In an article published September 22, 2016 in Frontiers in Immunology, researchers at the Medical University of South Carolina (MUSC) and the Ralph H. Johnson VA Medical Center report that inhibiting prostaglandin production slows the progression of premalignant lesions to head and neck squamous cell carcinoma (HNSCC). Preclinical studies showed that treatment of premalignant lesions with indomethacin, a nonsteroidal anti-inflammatory drug (NSAID) similar to aspirin, increased the presence of immune cells and lessened tumor burden.

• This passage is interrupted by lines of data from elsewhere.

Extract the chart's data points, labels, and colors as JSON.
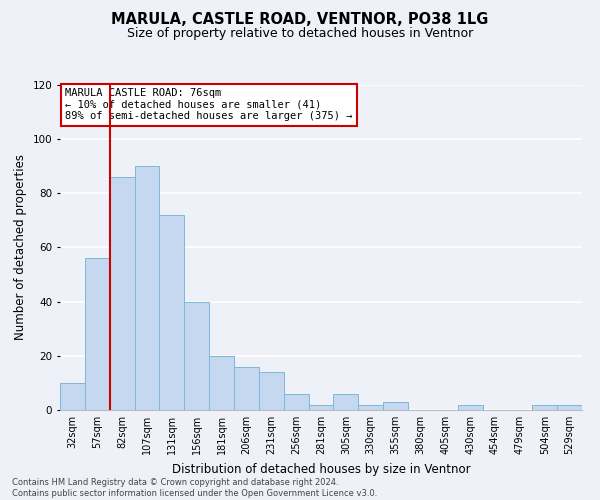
{
  "title": "MARULA, CASTLE ROAD, VENTNOR, PO38 1LG",
  "subtitle": "Size of property relative to detached houses in Ventnor",
  "xlabel": "Distribution of detached houses by size in Ventnor",
  "ylabel": "Number of detached properties",
  "categories": [
    "32sqm",
    "57sqm",
    "82sqm",
    "107sqm",
    "131sqm",
    "156sqm",
    "181sqm",
    "206sqm",
    "231sqm",
    "256sqm",
    "281sqm",
    "305sqm",
    "330sqm",
    "355sqm",
    "380sqm",
    "405sqm",
    "430sqm",
    "454sqm",
    "479sqm",
    "504sqm",
    "529sqm"
  ],
  "values": [
    10,
    56,
    86,
    90,
    72,
    40,
    20,
    16,
    14,
    6,
    2,
    6,
    2,
    3,
    0,
    0,
    2,
    0,
    0,
    2,
    2
  ],
  "bar_color": "#c5d8f0",
  "bar_edge_color": "#7db8d8",
  "vline_color": "#cc0000",
  "vline_index": 2,
  "ylim": [
    0,
    120
  ],
  "yticks": [
    0,
    20,
    40,
    60,
    80,
    100,
    120
  ],
  "annotation_title": "MARULA CASTLE ROAD: 76sqm",
  "annotation_line1": "← 10% of detached houses are smaller (41)",
  "annotation_line2": "89% of semi-detached houses are larger (375) →",
  "annotation_box_facecolor": "#ffffff",
  "annotation_box_edgecolor": "#cc0000",
  "footer_line1": "Contains HM Land Registry data © Crown copyright and database right 2024.",
  "footer_line2": "Contains public sector information licensed under the Open Government Licence v3.0.",
  "background_color": "#eef2f8",
  "plot_background": "#eef2f8",
  "grid_color": "#ffffff",
  "title_fontsize": 10.5,
  "subtitle_fontsize": 9,
  "ylabel_fontsize": 8.5,
  "xlabel_fontsize": 8.5,
  "tick_fontsize": 7,
  "footer_fontsize": 6,
  "annotation_fontsize": 7.5
}
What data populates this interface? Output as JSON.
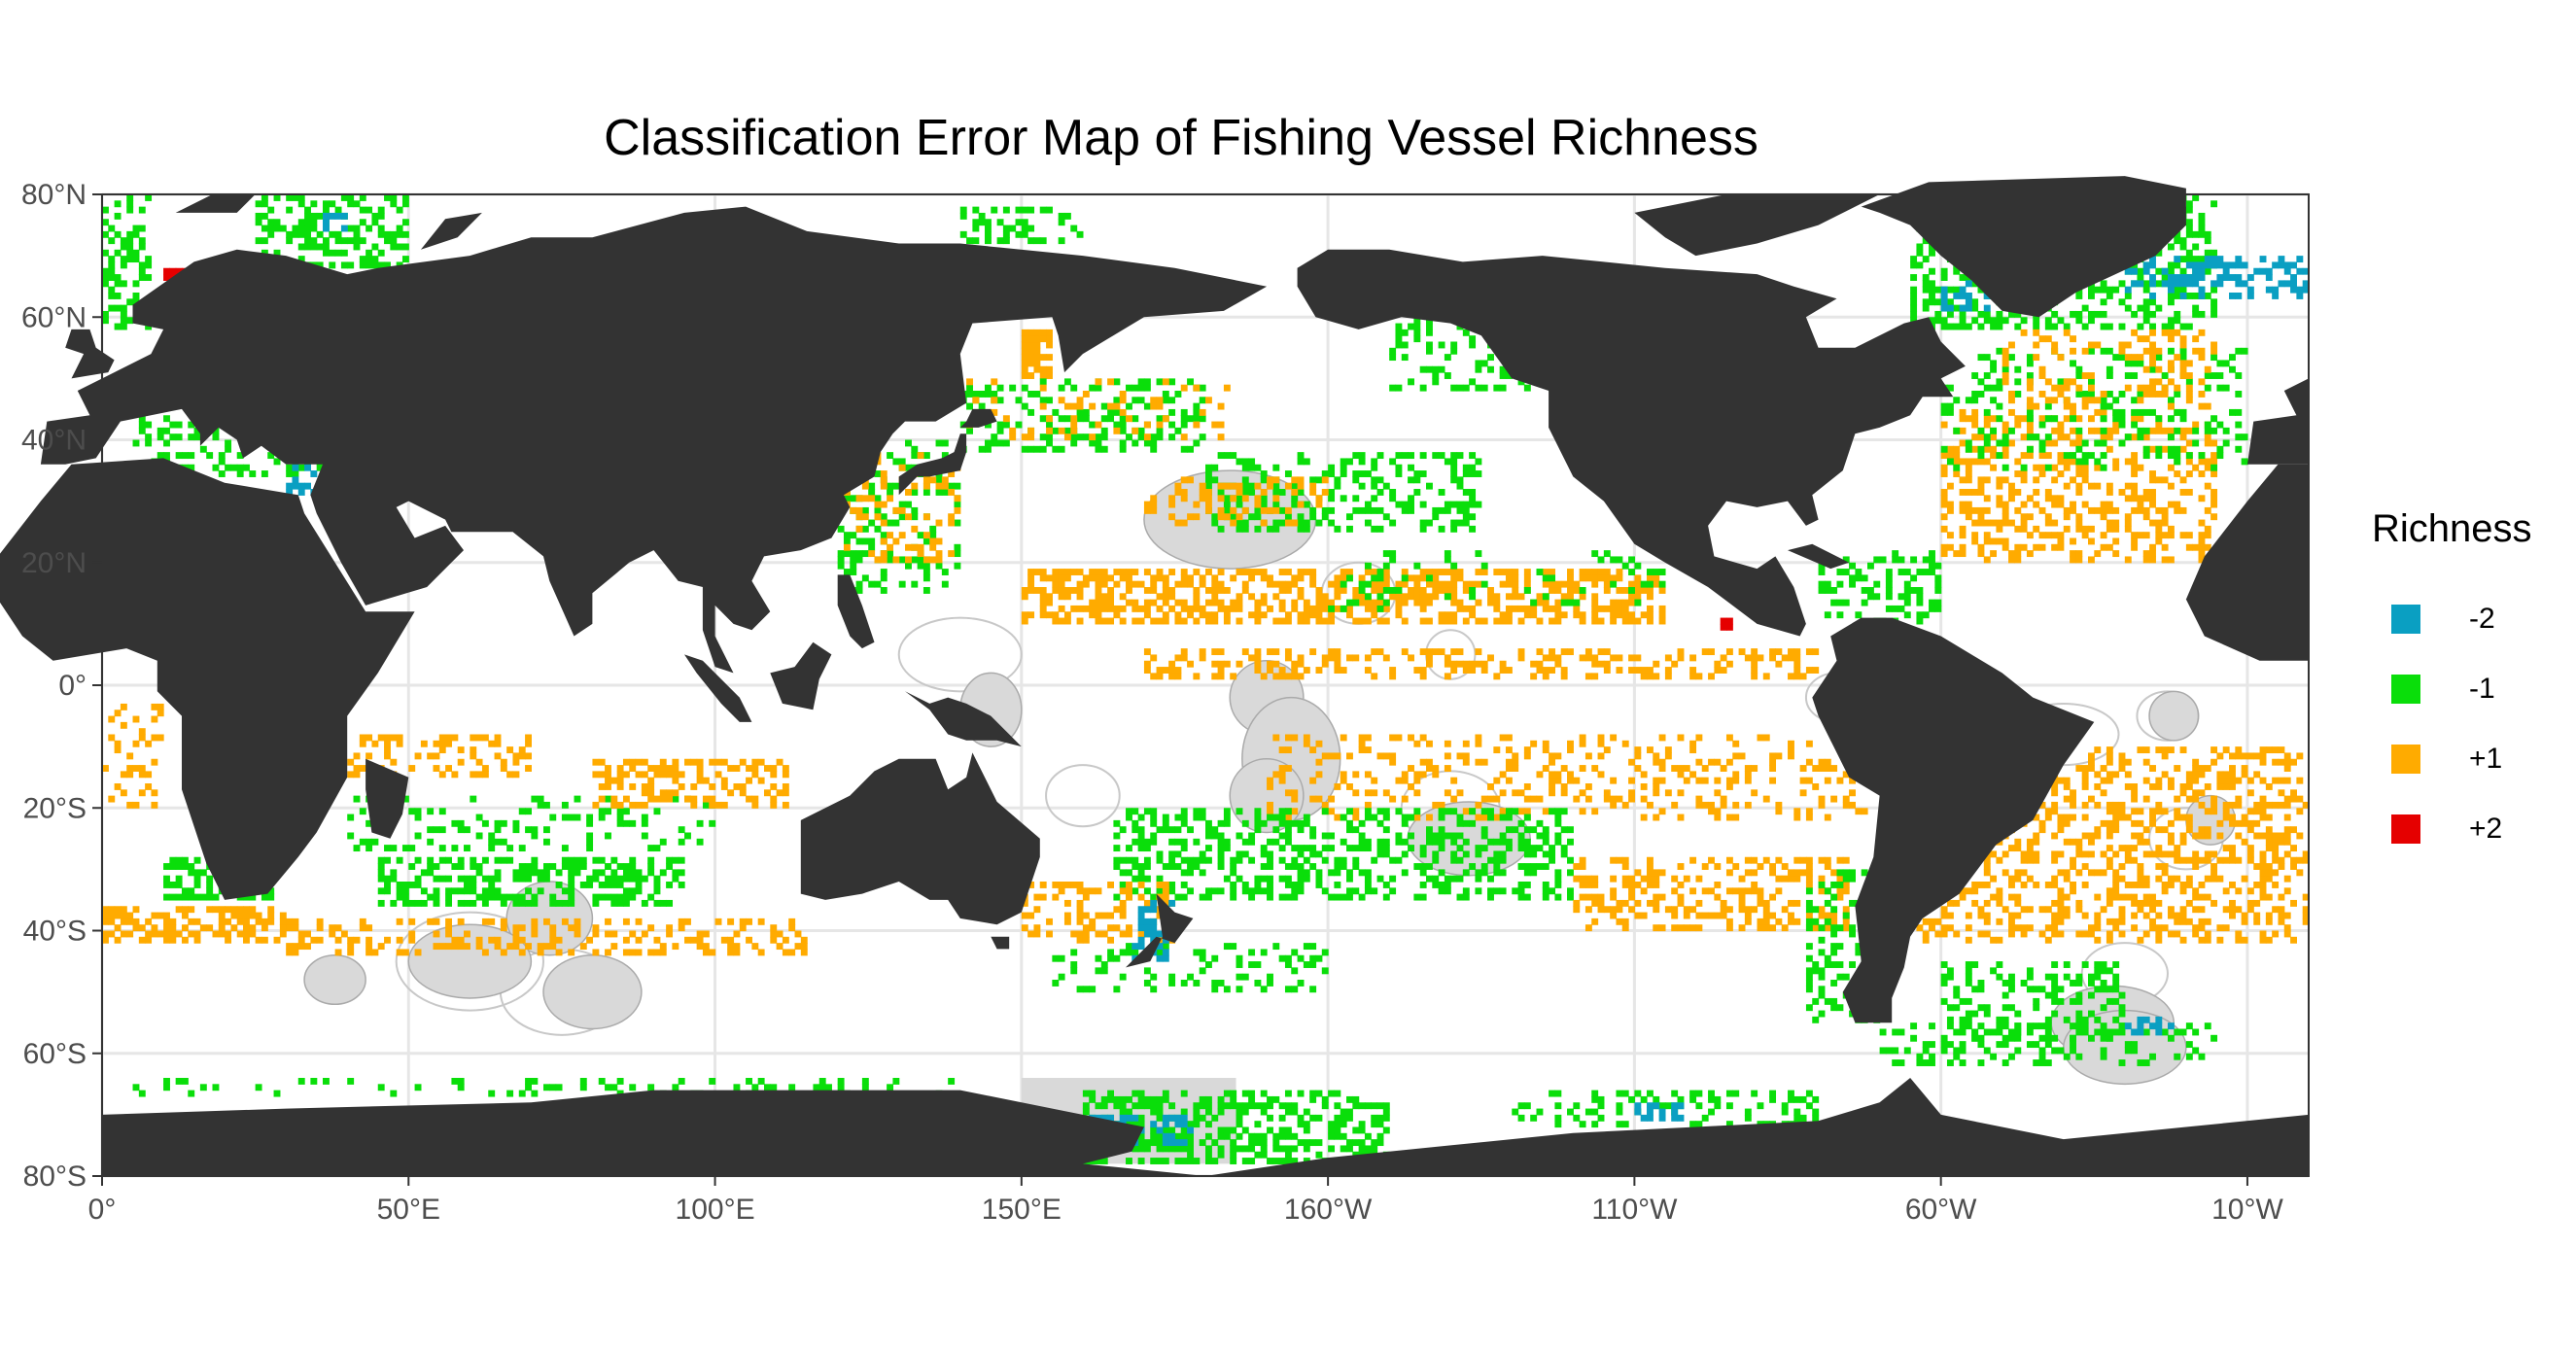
{
  "title": "Classification Error Map of Fishing Vessel Richness",
  "legend": {
    "title": "Richness",
    "items": [
      {
        "label": "-2",
        "color": "#0a9fc2",
        "value": -2
      },
      {
        "label": "-1",
        "color": "#0ade0a",
        "value": -1
      },
      {
        "label": "+1",
        "color": "#ffab00",
        "value": 1
      },
      {
        "label": "+2",
        "color": "#e50000",
        "value": 2
      }
    ]
  },
  "colors": {
    "land": "#333333",
    "ocean": "#ffffff",
    "grid": "#e6e6e6",
    "mpa_fill": "#d9d9d9",
    "eez_line": "#c8c8c8"
  },
  "axes": {
    "x_ticks": [
      "0°",
      "50°E",
      "100°E",
      "150°E",
      "160°W",
      "110°W",
      "60°W",
      "10°W"
    ],
    "x_tick_lons": [
      0,
      50,
      100,
      150,
      200,
      250,
      300,
      350
    ],
    "y_ticks": [
      "80°N",
      "60°N",
      "40°N",
      "20°N",
      "0°",
      "20°S",
      "40°S",
      "60°S",
      "80°S"
    ],
    "y_tick_lats": [
      80,
      60,
      40,
      20,
      0,
      -20,
      -40,
      -60,
      -80
    ],
    "lon_range": [
      0,
      360
    ],
    "lat_range": [
      -80,
      80
    ]
  },
  "chart_data": {
    "type": "heatmap",
    "projection": "equirectangular, 0-360 longitude (Pacific-centred)",
    "cell_size_deg": 1,
    "legend_values": [
      -2,
      -1,
      1,
      2
    ],
    "regions": [
      {
        "value": -1,
        "lon": [
          10,
          28
        ],
        "lat": [
          -35,
          -28
        ],
        "density": 0.55
      },
      {
        "value": -1,
        "lon": [
          45,
          95
        ],
        "lat": [
          -36,
          -28
        ],
        "density": 0.5
      },
      {
        "value": -1,
        "lon": [
          40,
          100
        ],
        "lat": [
          -27,
          -18
        ],
        "density": 0.2
      },
      {
        "value": 1,
        "lon": [
          0,
          30
        ],
        "lat": [
          -42,
          -36
        ],
        "density": 0.5
      },
      {
        "value": 1,
        "lon": [
          30,
          115
        ],
        "lat": [
          -44,
          -38
        ],
        "density": 0.3
      },
      {
        "value": 1,
        "lon": [
          80,
          112
        ],
        "lat": [
          -20,
          -12
        ],
        "density": 0.45
      },
      {
        "value": 1,
        "lon": [
          40,
          70
        ],
        "lat": [
          -15,
          -8
        ],
        "density": 0.3
      },
      {
        "value": 1,
        "lon": [
          0,
          10
        ],
        "lat": [
          -20,
          -2
        ],
        "density": 0.25
      },
      {
        "value": -1,
        "lon": [
          0,
          8
        ],
        "lat": [
          58,
          80
        ],
        "density": 0.35
      },
      {
        "value": -1,
        "lon": [
          25,
          50
        ],
        "lat": [
          68,
          80
        ],
        "density": 0.4
      },
      {
        "value": -1,
        "lon": [
          140,
          160
        ],
        "lat": [
          72,
          78
        ],
        "density": 0.3
      },
      {
        "value": -1,
        "lon": [
          5,
          36
        ],
        "lat": [
          34,
          44
        ],
        "density": 0.35
      },
      {
        "value": -1,
        "lon": [
          120,
          140
        ],
        "lat": [
          15,
          40
        ],
        "density": 0.25
      },
      {
        "value": 1,
        "lon": [
          120,
          140
        ],
        "lat": [
          20,
          38
        ],
        "density": 0.2
      },
      {
        "value": 1,
        "lon": [
          150,
          155
        ],
        "lat": [
          50,
          58
        ],
        "density": 0.7
      },
      {
        "value": -1,
        "lon": [
          140,
          180
        ],
        "lat": [
          38,
          50
        ],
        "density": 0.3
      },
      {
        "value": 1,
        "lon": [
          140,
          185
        ],
        "lat": [
          40,
          50
        ],
        "density": 0.2
      },
      {
        "value": -1,
        "lon": [
          180,
          225
        ],
        "lat": [
          25,
          38
        ],
        "density": 0.35
      },
      {
        "value": 1,
        "lon": [
          170,
          200
        ],
        "lat": [
          26,
          34
        ],
        "density": 0.25
      },
      {
        "value": 1,
        "lon": [
          150,
          255
        ],
        "lat": [
          10,
          19
        ],
        "density": 0.55
      },
      {
        "value": -1,
        "lon": [
          200,
          255
        ],
        "lat": [
          12,
          22
        ],
        "density": 0.12
      },
      {
        "value": 1,
        "lon": [
          170,
          280
        ],
        "lat": [
          1,
          6
        ],
        "density": 0.35
      },
      {
        "value": 1,
        "lon": [
          190,
          290
        ],
        "lat": [
          -22,
          -8
        ],
        "density": 0.22
      },
      {
        "value": -1,
        "lon": [
          165,
          240
        ],
        "lat": [
          -35,
          -20
        ],
        "density": 0.4
      },
      {
        "value": 1,
        "lon": [
          150,
          175
        ],
        "lat": [
          -42,
          -32
        ],
        "density": 0.35
      },
      {
        "value": -1,
        "lon": [
          155,
          200
        ],
        "lat": [
          -50,
          -42
        ],
        "density": 0.2
      },
      {
        "value": 1,
        "lon": [
          240,
          285
        ],
        "lat": [
          -40,
          -28
        ],
        "density": 0.35
      },
      {
        "value": -1,
        "lon": [
          278,
          290
        ],
        "lat": [
          -55,
          -30
        ],
        "density": 0.3
      },
      {
        "value": 1,
        "lon": [
          295,
          360
        ],
        "lat": [
          -42,
          -10
        ],
        "density": 0.35
      },
      {
        "value": -1,
        "lon": [
          300,
          330
        ],
        "lat": [
          -58,
          -45
        ],
        "density": 0.3
      },
      {
        "value": -1,
        "lon": [
          290,
          345
        ],
        "lat": [
          -62,
          -55
        ],
        "density": 0.25
      },
      {
        "value": -1,
        "lon": [
          160,
          210
        ],
        "lat": [
          -78,
          -66
        ],
        "density": 0.5
      },
      {
        "value": -1,
        "lon": [
          0,
          140
        ],
        "lat": [
          -67,
          -64
        ],
        "density": 0.18
      },
      {
        "value": -1,
        "lon": [
          230,
          280
        ],
        "lat": [
          -72,
          -66
        ],
        "density": 0.3
      },
      {
        "value": 1,
        "lon": [
          300,
          345
        ],
        "lat": [
          20,
          45
        ],
        "density": 0.35
      },
      {
        "value": -1,
        "lon": [
          300,
          350
        ],
        "lat": [
          35,
          55
        ],
        "density": 0.2
      },
      {
        "value": -1,
        "lon": [
          280,
          300
        ],
        "lat": [
          10,
          22
        ],
        "density": 0.3
      },
      {
        "value": -1,
        "lon": [
          295,
          345
        ],
        "lat": [
          58,
          80
        ],
        "density": 0.4
      },
      {
        "value": 1,
        "lon": [
          310,
          345
        ],
        "lat": [
          45,
          58
        ],
        "density": 0.25
      },
      {
        "value": -1,
        "lon": [
          210,
          245
        ],
        "lat": [
          48,
          60
        ],
        "density": 0.25
      }
    ],
    "highlights": [
      {
        "value": -2,
        "lon": [
          158,
          178
        ],
        "lat": [
          -75,
          -70
        ]
      },
      {
        "value": -2,
        "lon": [
          330,
          360
        ],
        "lat": [
          63,
          70
        ]
      },
      {
        "value": -2,
        "lon": [
          300,
          308
        ],
        "lat": [
          61,
          66
        ]
      },
      {
        "value": -2,
        "lon": [
          168,
          175
        ],
        "lat": [
          -45,
          -35
        ]
      },
      {
        "value": -2,
        "lon": [
          330,
          338
        ],
        "lat": [
          -57,
          -54
        ]
      },
      {
        "value": -2,
        "lon": [
          35,
          40
        ],
        "lat": [
          74,
          77
        ]
      },
      {
        "value": -2,
        "lon": [
          30,
          35
        ],
        "lat": [
          31,
          36
        ]
      },
      {
        "value": -2,
        "lon": [
          250,
          258
        ],
        "lat": [
          -71,
          -68
        ]
      },
      {
        "value": 2,
        "lon": [
          264,
          266
        ],
        "lat": [
          9,
          11
        ]
      },
      {
        "value": 2,
        "lon": [
          10,
          14
        ],
        "lat": [
          66,
          68
        ]
      }
    ]
  }
}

Cancers of the head and neck begin with lesions in the oral cavity, including the larynx, pharynx, throat, lips, mouth, salivary glands, and nasal passages. Although the incidence of HNSCC has been on the decline over the past several decades, the National Cancer Institute reports that approximately 3% of all cancers in the U.S. result from HNSCC, with men being diagnosed twice as often as women. Treatment for HNSCC includes surgical removal and chemo-radiation treatment; however, these interventions often fail, and patients have a five-year survival rate of only 50%. It is critical to determine better treatment options for HNSCC patients.

One way researchers at MUSC are trying to improve the treatment of HNSCC is by enhancing the body’s own immune system to attack the tumor.

“There’s a lot of effort to stimulate immune reactivity using immunotherapy. The problem with that is cancer can protect itself against the immune defenses. Head and neck cancer is notorious for that,” said immunologist M. Rita Young, Ph.D., senior author for this study, who holds a dual appointment at MUSC and the Ralph H. Johnson VA Medical Center.

As an immunologist, Young has been working on addressing this problem by studying how the immune system affects tumor progression. Previous work from her laboratory has shown that the composition of immune cells within premalignant lesions differs from that within HNSCC. Significantly, as premalignant cells develop into HNSCC, the immune environment switches from stimulatory/inflammatory to immunosuppressive. This change in the tumor microenvironment prevents the immune system from combating the cancer. Prostaglandin may be an important mediator of this switch.

The current study used a novel mouse model of HNSCC to determine how inhibition of prostaglandin affects tumor progression. Mice with premalignant lesions were given indomethacin, an NSAID that inhibits the production of prostaglandin. Indomethacin treatment increased the presence of immune cells at the lesion site and led to a systemic activation of the immune system. Specifically, there was an increase in both Th1-associated cytokines (IL-2 and IFN-γ) as well as Th2-associated cytokines (IL-10). This activation of the immune system reduced the progression of premalignant lesions to HNSCC.

Future studies in this area will be focused on maintaining a strong immune presence in pre-malignant lesions for patients. If studies in humans bear out these preclinical findings, further research using more specific prostaglandin inhibitors in combination with other immunomodulatory compounds could provide a better treatment regimen to prevent the formation of HNSCC.

“Immunotherapy should be considered as a treatment strategy for premalignant lesions before they progress to cancer. We can detect them. Why not treat them?” said Young. Furthermore, these intervention strategies may be able to help prevent smaller, as yet undetectable lesions from progressing to HNSCC.

This work provides strong evidence that treatment of premalignant lesions with indomethacin reduces the tumorigenicity of HNSCC. A better understanding of the mechanisms by which the immune system combats early-stage cancer could lead to improved clinical outcomes in HNSCC, and potentially, other types of cancer as well.

“If we can be more persistent and focused on finding premalignant lesions before they become malignant, simple therapies might be beneficial,” said Sara Johnson, Ph.D., a postdoctoral fellow at MUSC and a co-author on the article.